Cisco Issues Five Security Alerts

The Cisco ASA 5500 is a modular platform providing security and VPN services, while the Cisco PIX appliance is a security device protecting Internet connections geared for remote and branch offices.

Altogether, four denial of service vulnerabilities can be found in the Crafted TCP ACK Packet, the Crafted TLS Packet, the Vulnerability Scan and the Instant Messenger inspection, which includes a glitch that could lead to a denial of service attack in the Cisco ASA and Cisco PIX if the inspection engine was enabled.

The fifth error, a Control-Plane Access Control List vulnerability, could potentially enable an attacker to bypass security restrictions on the control-plane access control lists without authorization. Exploiting an error in the Control-Plane Access Control List, which is designed to protect traffic destined to the security appliance, could cause the control plane ACL not to work after it is configured to the device.
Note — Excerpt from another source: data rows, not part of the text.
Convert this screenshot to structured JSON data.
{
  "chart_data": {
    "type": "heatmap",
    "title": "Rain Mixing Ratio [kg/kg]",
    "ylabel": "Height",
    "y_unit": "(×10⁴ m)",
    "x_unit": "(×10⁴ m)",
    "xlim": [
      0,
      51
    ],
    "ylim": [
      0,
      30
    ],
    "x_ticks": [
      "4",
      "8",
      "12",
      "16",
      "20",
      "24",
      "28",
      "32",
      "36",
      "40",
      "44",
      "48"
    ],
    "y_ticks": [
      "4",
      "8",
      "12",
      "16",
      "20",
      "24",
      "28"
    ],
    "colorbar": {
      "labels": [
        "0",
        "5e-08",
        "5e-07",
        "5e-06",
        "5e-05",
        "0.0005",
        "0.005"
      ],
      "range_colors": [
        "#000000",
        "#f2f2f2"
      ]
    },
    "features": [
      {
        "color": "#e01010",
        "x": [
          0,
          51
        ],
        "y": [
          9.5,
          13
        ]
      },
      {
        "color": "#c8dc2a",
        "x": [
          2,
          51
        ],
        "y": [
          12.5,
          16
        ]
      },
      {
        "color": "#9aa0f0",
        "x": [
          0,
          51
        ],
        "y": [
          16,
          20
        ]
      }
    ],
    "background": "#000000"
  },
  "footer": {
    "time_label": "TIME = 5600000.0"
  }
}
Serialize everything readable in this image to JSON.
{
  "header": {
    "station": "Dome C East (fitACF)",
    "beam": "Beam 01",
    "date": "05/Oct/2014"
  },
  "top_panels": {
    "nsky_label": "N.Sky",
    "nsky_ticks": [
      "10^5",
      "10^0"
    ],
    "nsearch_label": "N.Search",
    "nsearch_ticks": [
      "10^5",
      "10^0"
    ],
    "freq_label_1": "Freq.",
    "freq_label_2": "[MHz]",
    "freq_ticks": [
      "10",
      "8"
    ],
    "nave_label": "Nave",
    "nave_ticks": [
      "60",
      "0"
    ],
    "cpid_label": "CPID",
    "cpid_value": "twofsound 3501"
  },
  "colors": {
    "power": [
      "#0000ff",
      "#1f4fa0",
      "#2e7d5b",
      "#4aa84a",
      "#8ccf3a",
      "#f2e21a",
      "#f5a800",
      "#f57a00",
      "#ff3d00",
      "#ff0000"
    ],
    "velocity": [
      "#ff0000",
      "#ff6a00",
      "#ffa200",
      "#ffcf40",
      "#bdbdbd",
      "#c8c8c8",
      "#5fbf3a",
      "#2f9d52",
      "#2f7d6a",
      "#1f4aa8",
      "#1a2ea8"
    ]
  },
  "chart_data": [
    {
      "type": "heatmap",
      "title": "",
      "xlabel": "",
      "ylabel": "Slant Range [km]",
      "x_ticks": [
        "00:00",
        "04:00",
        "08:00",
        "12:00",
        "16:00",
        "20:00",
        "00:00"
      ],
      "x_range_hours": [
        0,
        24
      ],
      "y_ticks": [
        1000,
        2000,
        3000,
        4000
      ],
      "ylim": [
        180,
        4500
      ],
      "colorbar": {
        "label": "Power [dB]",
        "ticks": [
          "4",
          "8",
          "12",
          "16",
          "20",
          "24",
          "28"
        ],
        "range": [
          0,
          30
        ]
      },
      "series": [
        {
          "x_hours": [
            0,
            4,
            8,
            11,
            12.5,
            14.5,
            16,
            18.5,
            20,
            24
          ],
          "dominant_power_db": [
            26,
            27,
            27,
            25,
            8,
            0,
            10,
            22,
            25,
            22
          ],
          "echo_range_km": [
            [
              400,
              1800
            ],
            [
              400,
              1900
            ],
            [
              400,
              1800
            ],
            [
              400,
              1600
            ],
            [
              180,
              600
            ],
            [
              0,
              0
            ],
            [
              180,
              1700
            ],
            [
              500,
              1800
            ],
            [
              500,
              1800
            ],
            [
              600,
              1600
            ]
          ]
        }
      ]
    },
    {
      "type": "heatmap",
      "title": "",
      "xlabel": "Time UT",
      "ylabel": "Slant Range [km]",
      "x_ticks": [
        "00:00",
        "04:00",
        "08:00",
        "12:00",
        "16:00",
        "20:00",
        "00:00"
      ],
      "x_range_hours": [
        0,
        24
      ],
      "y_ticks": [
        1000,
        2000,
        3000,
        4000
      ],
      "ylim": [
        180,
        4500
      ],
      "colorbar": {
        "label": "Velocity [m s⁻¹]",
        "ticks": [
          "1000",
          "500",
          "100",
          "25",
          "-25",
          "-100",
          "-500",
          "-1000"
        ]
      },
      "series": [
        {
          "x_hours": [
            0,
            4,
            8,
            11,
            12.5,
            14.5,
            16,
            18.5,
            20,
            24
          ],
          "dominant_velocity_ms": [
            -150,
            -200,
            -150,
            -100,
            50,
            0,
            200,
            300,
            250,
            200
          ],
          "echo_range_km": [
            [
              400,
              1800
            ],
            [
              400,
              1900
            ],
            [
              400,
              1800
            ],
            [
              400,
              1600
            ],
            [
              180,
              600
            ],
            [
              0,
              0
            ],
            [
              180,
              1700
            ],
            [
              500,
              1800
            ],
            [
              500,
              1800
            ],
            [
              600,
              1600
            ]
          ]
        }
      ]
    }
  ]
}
Following release of the Cisco advisory, the U.S. Computer Emergency Readiness Team also released an alert on its Web site today, warning users of the flaws.

The error in the Crafted TCP ACK is the only bug that comes with a workaround. The flaw could cause a denial of service condition on ASA and PIX devices running versions 7.1x and 7.2x with WebVPN, SSL VPN or ASDM.

Experts recommend that users update their systems with the appropriate fixes as soon as possible, which can be downloaded for free to users. So far, experts say that there doesn't appear to be a known public attack exploiting these vulnerabilities.